# Electrical Setup



## jhawk51 (May 26, 2008)

Can someone please help me out.  I am currently running 2x1000w HPS lights in my flower room, and they are pluged directly into power stip timers and then into the wall.. I plan to go to 4x600w HPS lights, but i know my breakers will not handle that load, plus all the other things that go with a grow room of my size.. about 12x12x10ft room.. I have a house and live alone, one room is now my grow room.  Anyways can someone please tell me in 3rd grade leve terminology, what I have to do to make this room electrical friendly.  Thanks


----------



## bigbudsbruddah (May 26, 2008)

If you have room on your board to add another breaker i would do that. Then run a dedicated circuit to your grow room. That should take care of your load issues.


----------



## Tater (May 26, 2008)

Here you go man and remember google is your friend, this took me about 3.5 seconds to find give or take a few seconds lol.
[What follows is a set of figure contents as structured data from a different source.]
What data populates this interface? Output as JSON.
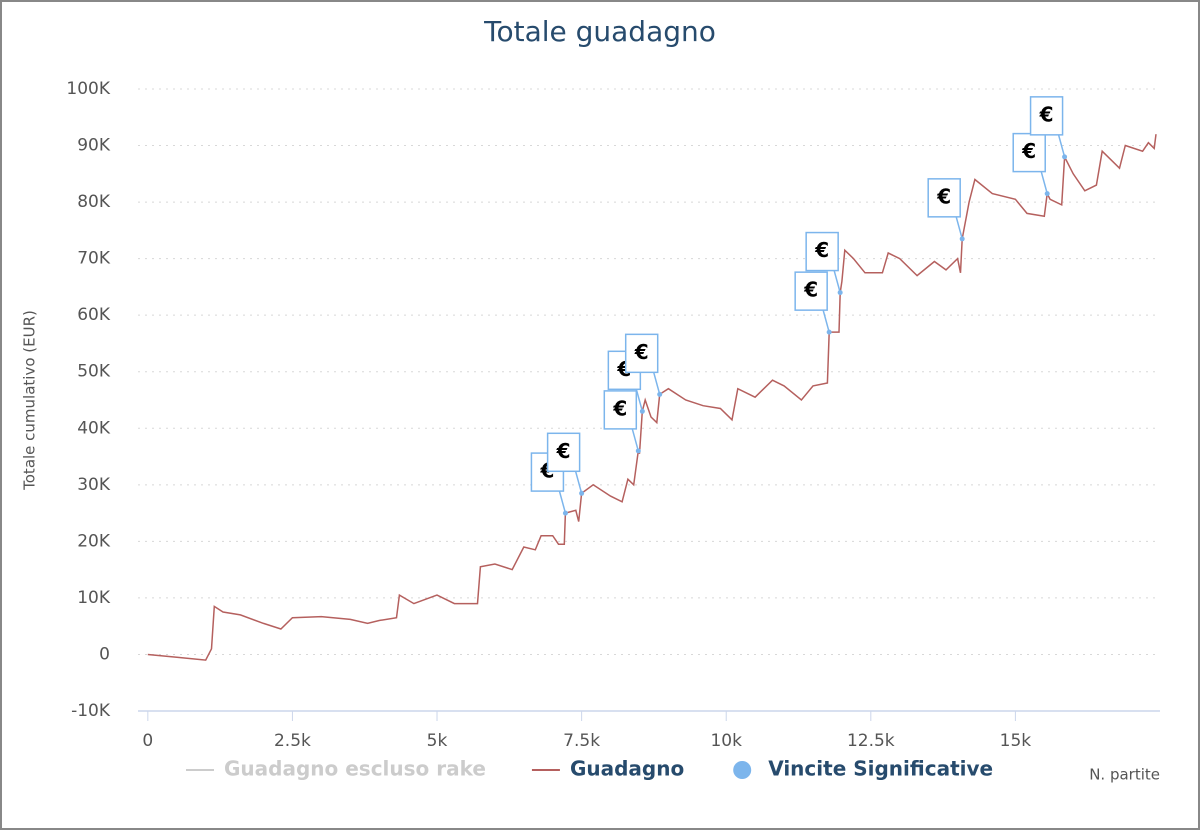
{
  "chart_data": {
    "type": "line",
    "title": "Totale guadagno",
    "ylabel": "Totale cumulativo (EUR)",
    "xlabel": "N. partite",
    "xlim": [
      -170,
      17500
    ],
    "ylim": [
      -10000,
      100000
    ],
    "grid": true,
    "xticks": [
      0,
      {
        "value": 2500,
        "label": "2.5k"
      },
      {
        "value": 5000,
        "label": "5k"
      },
      {
        "value": 7500,
        "label": "7.5k"
      },
      {
        "value": 10000,
        "label": "10k"
      },
      {
        "value": 12500,
        "label": "12.5k"
      },
      {
        "value": 15000,
        "label": "15k"
      }
    ],
    "yticks": [
      {
        "value": -10000,
        "label": "-10K"
      },
      0,
      {
        "value": 10000,
        "label": "10K"
      },
      {
        "value": 20000,
        "label": "20K"
      },
      {
        "value": 30000,
        "label": "30K"
      },
      {
        "value": 40000,
        "label": "40K"
      },
      {
        "value": 50000,
        "label": "50K"
      },
      {
        "value": 60000,
        "label": "60K"
      },
      {
        "value": 70000,
        "label": "70K"
      },
      {
        "value": 80000,
        "label": "80K"
      },
      {
        "value": 90000,
        "label": "90K"
      },
      {
        "value": 100000,
        "label": "100K"
      }
    ],
    "series": [
      {
        "name": "Guadagno escluso rake",
        "color": "#cccccc",
        "visible": false
      },
      {
        "name": "Guadagno",
        "color": "#b5605e",
        "x": [
          0,
          500,
          1000,
          1100,
          1150,
          1300,
          1600,
          2000,
          2300,
          2500,
          3000,
          3500,
          3800,
          4000,
          4300,
          4350,
          4600,
          5000,
          5300,
          5700,
          5750,
          6000,
          6300,
          6500,
          6700,
          6800,
          7000,
          7100,
          7200,
          7220,
          7400,
          7450,
          7500,
          7700,
          8000,
          8200,
          8300,
          8400,
          8480,
          8500,
          8550,
          8600,
          8700,
          8800,
          8850,
          9000,
          9300,
          9600,
          9900,
          10100,
          10200,
          10500,
          10800,
          11000,
          11300,
          11500,
          11750,
          11780,
          11950,
          11970,
          12000,
          12050,
          12200,
          12400,
          12700,
          12800,
          13000,
          13300,
          13600,
          13800,
          14000,
          14050,
          14080,
          14200,
          14300,
          14600,
          15000,
          15200,
          15500,
          15550,
          15600,
          15800,
          15850,
          16000,
          16200,
          16400,
          16500,
          16800,
          16900,
          17200,
          17300,
          17400,
          17430
        ],
        "values": [
          0,
          -500,
          -1000,
          1000,
          8500,
          7500,
          7000,
          5500,
          4500,
          6500,
          6700,
          6200,
          5500,
          6000,
          6500,
          10500,
          9000,
          10500,
          9000,
          9000,
          15500,
          16000,
          15000,
          19000,
          18500,
          21000,
          21000,
          19500,
          19500,
          25000,
          25500,
          23500,
          28500,
          30000,
          28000,
          27000,
          31000,
          30000,
          36000,
          35500,
          43000,
          45000,
          42000,
          41000,
          46000,
          47000,
          45000,
          44000,
          43500,
          41500,
          47000,
          45500,
          48500,
          47500,
          45000,
          47500,
          48000,
          57000,
          57000,
          64000,
          66000,
          71500,
          70000,
          67500,
          67500,
          71000,
          70000,
          67000,
          69500,
          68000,
          70000,
          67500,
          73500,
          80000,
          84000,
          81500,
          80500,
          78000,
          77500,
          81500,
          80500,
          79500,
          88000,
          85000,
          82000,
          83000,
          89000,
          86000,
          90000,
          89000,
          90500,
          89500,
          92000
        ]
      },
      {
        "name": "Vincite Significative",
        "type": "scatter",
        "color": "#7cb5ec",
        "x": [
          7220,
          7500,
          8480,
          8550,
          8850,
          11780,
          11970,
          14080,
          15550,
          15850
        ],
        "values": [
          25000,
          28500,
          36000,
          43000,
          46000,
          57000,
          64000,
          73500,
          81500,
          88000
        ],
        "labels": [
          "€",
          "€",
          "€",
          "€",
          "€",
          "€",
          "€",
          "€",
          "€",
          "€"
        ]
      }
    ]
  }
}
hxxp://www.doityourself.com/scat/homewiring


----------



## smokybear (May 26, 2008)

Both above posters have great ideas. Google is definitely your friend. Adding another breaker is pretty easy. Check out the link provided and you should be able to do it with no problem. Just my thoughts. Take care and be safe.


----------



## jhawk51 (May 26, 2008)

I think im just gonna add additional breakers and run a dedicated line for that reason alone.. thanks


----------



## kasgrow (May 26, 2008)

I installed a sub panel for my grow room. I ran a dedicated 220 circuit for my lights. I wired the circuit to a heavy duty 220 volt timer. I then used muliple 110 circuits for the rest of my stuff like fans and ac. I run a 600 watt hps and 1000 hps in flower. My 250 watt mh runs on 110 in my veg area.


----------



## smokybear (May 26, 2008)

Sounds good. Keep us posted on your progress. Take care and be safe.


----------



## Tater (May 27, 2008)

I'm actually in the process of wiring my own grow room and I have a good idea but google is my reassurance that I'm doing things properly.  I'm just surface wiring it so if I move or whatever I can pull the staples and the breaker and take it all with me.


----------